Cell cycle checkpoints cooperate to suppress DNA and RNA associated molecular pattern recognition and anti-tumor immune responses

The DNA dependent pattern recognition receptor, cGAS mediates communication between genotoxic stress and the immune system. Mitotic chromosome missegregation is an established stimulator of cGAS activity, however, it is unclear if progression through mitosis is required for cancer cell intrinsic activation of immune mediated anti-tumor responses. Moreover, it is unknown if disruption of cell cycle checkpoints can restore responses in cancer cells that are recalcitrant to DNA damage induced inflammation. Here we demonstrate that prolonged cell cycle arrest at the G2-mitosis boundary from either CDK1 inhibition or excessive DNA damage prevents inflammatory stimulated gene expression and immune mediated destruction of tumors outside the field of irradiation. Remarkably, DNA damage induced inflammatory signaling is restored upon concomitant disruption of p53 and the G2 checkpoint, in a cGAS- and RIG-I- dependent manner.
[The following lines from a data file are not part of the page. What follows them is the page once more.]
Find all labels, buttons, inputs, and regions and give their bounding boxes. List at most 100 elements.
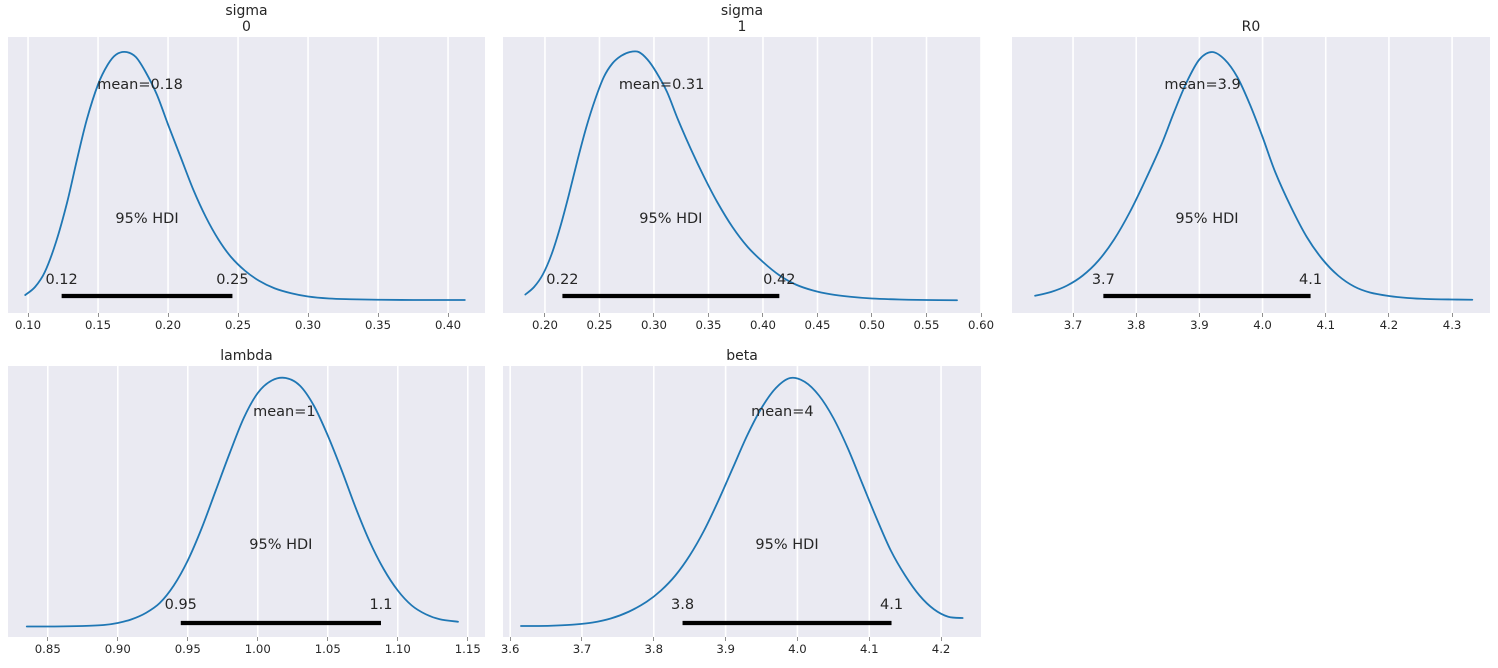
tick-mark: [1072, 313, 1074, 317]
hdi-annotation: 95% HDI: [1175, 211, 1238, 227]
subplot-lambda: lambda mean=1 95% HDI 0.95 1.1 0.85 0.90 0.95 1.…: [8, 329, 485, 661]
hdi-lower-label: 0.22: [546, 272, 578, 288]
hdi-lower-label: 3.8: [671, 597, 694, 613]
tick-label: 3.7: [572, 642, 592, 656]
mean-annotation: mean=4: [751, 404, 814, 420]
tick-mark: [377, 313, 379, 317]
hdi-lower-label: 0.95: [165, 597, 197, 613]
tick-label: 3.9: [716, 642, 735, 656]
hdi-upper-label: 4.1: [1299, 272, 1322, 288]
tick-label: 0.55: [913, 318, 940, 332]
tick-label: 4.1: [1316, 318, 1336, 332]
subplot-title-line: R0: [1241, 19, 1261, 35]
subplot-beta: beta mean=4 95% HDI 3.8 4.1 3.6 3.7 3.8 3.9 4.0 4.…: [500, 329, 981, 661]
posterior-plot-lambda: mean=1 95% HDI 0.95 1.1: [8, 366, 485, 637]
hdi-annotation: 95% HDI: [755, 537, 818, 553]
tick-label: 1.15: [454, 642, 481, 656]
tick-mark: [1388, 313, 1390, 317]
hdi-annotation: 95% HDI: [249, 537, 312, 553]
hdi-lower-label: 0.12: [45, 272, 77, 288]
tick-mark: [307, 313, 309, 317]
tick-mark: [509, 637, 511, 641]
posterior-plot-sigma-0: mean=0.18 95% HDI 0.12 0.25: [8, 37, 485, 313]
subplot-r0: R0 mean=3.9 95% HDI 3.7 4.1 3.7 3.8 3.9 4.0 4.1 4.…: [1012, 0, 1490, 337]
tick-label: 0.20: [531, 318, 558, 332]
subplot-title-line: sigma: [720, 3, 764, 19]
axes-background: [1012, 37, 1490, 313]
tick-label: 0.90: [104, 642, 131, 656]
tick-mark: [117, 637, 119, 641]
kde-curve: [25, 376, 459, 628]
tick-mark: [1198, 313, 1200, 317]
tick-mark: [725, 637, 727, 641]
hdi-upper-label: 4.1: [880, 597, 903, 613]
tick-label: 4.3: [1442, 318, 1462, 332]
tick-label: 1.05: [314, 642, 341, 656]
mean-annotation: mean=0.31: [619, 77, 705, 93]
tick-label: 0.35: [365, 318, 392, 332]
posterior-plot-sigma-1: mean=0.31 95% HDI 0.22 0.42: [503, 37, 981, 313]
tick-label: 0.60: [967, 318, 995, 332]
mean-annotation: mean=3.9: [1164, 77, 1240, 93]
axes-background: [8, 366, 485, 637]
tick-mark: [980, 313, 982, 317]
tick-label: 0.95: [174, 642, 201, 656]
x-axis-ticks: 0.10 0.15 0.20 0.25 0.30 0.35 0.40: [8, 313, 485, 337]
tick-mark: [940, 637, 942, 641]
tick-label: 0.30: [295, 318, 322, 332]
subplot-title: R0: [1012, 0, 1490, 37]
subplot-title-line: 0: [242, 19, 251, 35]
tick-label: 0.10: [15, 318, 42, 332]
tick-mark: [868, 637, 870, 641]
tick-label: 0.25: [225, 318, 252, 332]
tick-mark: [762, 313, 764, 317]
tick-mark: [1451, 313, 1453, 317]
tick-mark: [97, 313, 99, 317]
tick-label: 3.6: [500, 642, 520, 656]
tick-label: 4.2: [1379, 318, 1399, 332]
tick-mark: [187, 637, 189, 641]
axes-background: [503, 37, 981, 313]
hdi-lower-label: 3.7: [1092, 272, 1115, 288]
x-axis-ticks: 0.20 0.25 0.30 0.35 0.40 0.45 0.50 0.55 0.60: [503, 313, 994, 337]
tick-label: 0.40: [749, 318, 776, 332]
kde-curve: [520, 376, 964, 627]
tick-mark: [653, 637, 655, 641]
tick-mark: [653, 313, 655, 317]
tick-label: 3.9: [1190, 318, 1209, 332]
subplot-title-line: 1: [737, 19, 747, 35]
tick-mark: [27, 313, 29, 317]
tick-mark: [1135, 313, 1137, 317]
tick-label: 4.2: [931, 642, 951, 656]
subplot-title: lambda: [8, 329, 485, 366]
x-axis-ticks: 3.6 3.7 3.8 3.9 4.0 4.1 4.2: [500, 637, 981, 661]
tick-mark: [447, 313, 449, 317]
tick-label: 4.0: [1253, 318, 1272, 332]
tick-mark: [707, 313, 709, 317]
x-axis-ticks: 0.85 0.90 0.95 1.00 1.05 1.10 1.15: [8, 637, 485, 661]
tick-mark: [816, 313, 818, 317]
tick-mark: [47, 637, 49, 641]
subplot-title-line: lambda: [220, 348, 273, 364]
tick-mark: [467, 637, 469, 641]
tick-mark: [327, 637, 329, 641]
tick-label: 0.20: [155, 318, 182, 332]
tick-label: 0.45: [804, 318, 831, 332]
x-axis-ticks: 3.7 3.8 3.9 4.0 4.1 4.2 4.3: [1012, 313, 1490, 337]
tick-mark: [871, 313, 873, 317]
axes-background: [503, 366, 981, 637]
kde-curve: [24, 51, 466, 301]
tick-label: 4.1: [859, 642, 879, 656]
tick-mark: [925, 313, 927, 317]
hdi-upper-label: 0.25: [216, 272, 248, 288]
kde-curve: [1034, 51, 1474, 301]
axes-background: [8, 37, 485, 313]
tick-label: 0.25: [586, 318, 613, 332]
tick-mark: [796, 637, 798, 641]
tick-mark: [581, 637, 583, 641]
tick-label: 0.35: [695, 318, 722, 332]
tick-label: 0.15: [85, 318, 112, 332]
hdi-annotation: 95% HDI: [639, 211, 702, 227]
tick-label: 3.7: [1063, 318, 1083, 332]
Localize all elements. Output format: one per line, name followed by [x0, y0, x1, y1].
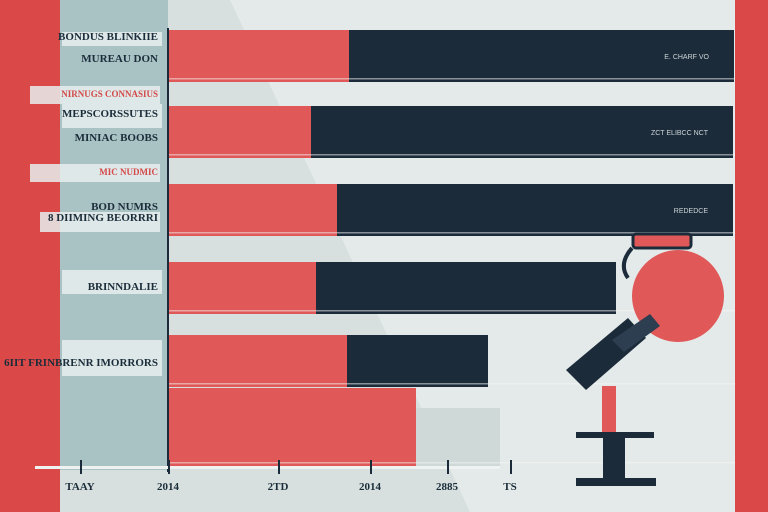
bar-highlight-line [168, 154, 735, 156]
left-frame-bar [0, 0, 60, 512]
x-tick-mark [370, 460, 372, 474]
x-tick-label: TS [503, 481, 516, 493]
category-label: BRINNDALIE [88, 281, 158, 293]
category-label: MINIAC BOOBS [75, 132, 158, 144]
bar-navy-0 [349, 30, 734, 82]
mic-stand-top [576, 432, 654, 438]
label-strip-2 [62, 104, 162, 128]
bar-highlight-line [168, 310, 735, 312]
x-tick-label: 2014 [359, 481, 382, 493]
bar-pink-4 [168, 335, 347, 387]
label-strip-0 [62, 32, 162, 46]
x-tick-mark [447, 460, 449, 474]
category-label: 6IIT FRINBRENR IMORRORS [4, 357, 158, 369]
right-frame-bar [735, 0, 768, 512]
bar-highlight-line [168, 462, 735, 464]
mic-cap [631, 232, 693, 250]
x-tick-mark [278, 460, 280, 474]
label-strip-3 [30, 164, 160, 182]
category-label: BOD NUMRS [91, 201, 158, 213]
label-panel [60, 0, 168, 470]
mic-stand-base [576, 478, 656, 486]
microphone-icon [566, 232, 724, 486]
bar-value-label: E. CHARF VO [664, 54, 709, 61]
label-strip-1 [30, 86, 160, 104]
bar-pink-0 [168, 30, 349, 82]
category-label: 8 DIIMING BEORRRI [48, 212, 158, 224]
x-tick-mark [168, 460, 170, 474]
mic-stand-neck [602, 386, 616, 434]
mic-clip [621, 246, 634, 280]
bar-pink-2 [168, 184, 337, 236]
x-tick-label: TAAY [65, 481, 94, 493]
bar-pink-3 [168, 262, 316, 314]
bar-navy-1 [311, 106, 733, 158]
bar-highlight-line [168, 232, 735, 234]
label-strip-4 [40, 212, 160, 232]
y-axis-line [167, 28, 169, 472]
bar-pink-1 [168, 106, 311, 158]
category-label: BONDUS BLINKIIE [58, 31, 158, 43]
bar-highlight-line [168, 383, 735, 385]
x-tick-label: 2014 [157, 481, 180, 493]
category-label: MIC NUDMIC [99, 167, 158, 177]
bar-value-label: ZCT ELIBCC NCT [651, 130, 709, 137]
category-label: MUREAU DON [81, 53, 158, 65]
x-tick-label: 2885 [436, 481, 459, 493]
mic-stand-post [603, 438, 625, 478]
bar-navy-3 [316, 262, 616, 314]
bar-light-5 [416, 408, 500, 466]
x-axis-line [35, 466, 500, 469]
bar-navy-2 [337, 184, 733, 236]
label-strip-5 [62, 270, 162, 294]
x-tick-mark [510, 460, 512, 474]
x-tick-mark [80, 460, 82, 474]
label-strip-6 [62, 340, 162, 376]
bar-pink-5 [168, 388, 416, 466]
category-label: MEPSCORSSUTES [62, 108, 158, 120]
bar-value-label: REDEDCE [674, 208, 709, 215]
category-label: NIRNUGS CONNASIUS [61, 89, 158, 99]
x-tick-label: 2TD [268, 481, 289, 493]
bar-highlight-line [168, 78, 735, 80]
bar-navy-4 [347, 335, 488, 387]
mic-head [632, 250, 724, 342]
mic-handle-joint [612, 314, 660, 352]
These findings link aberrant cell progression and p53 loss to an expanded spectrum of damage associated molecular pattern recognition and have implications for the design of rational approaches to augment anti-tumor immune responses. Overall design: Genome wide gene expression levels in MCF10A cell line and hTERT RPE-1 cell line were determined with RNA-Seq. The RNA-Seq experiments were divided into three different parts: (1) Cell cycle arrest or deficiency of cGAS/STING compromises irradiation induced inflammatory signaling in MCF10A cells; (2) Loss of p53 and G2-M checkpoint restores irradiation induced inflammatory signaling in c-NHEJ deficient MCF10A cells; (3) Loss of p53 and G2-M checkpoint activates cGAS independent inflammatory signaling in hTERT RPE-1 cells.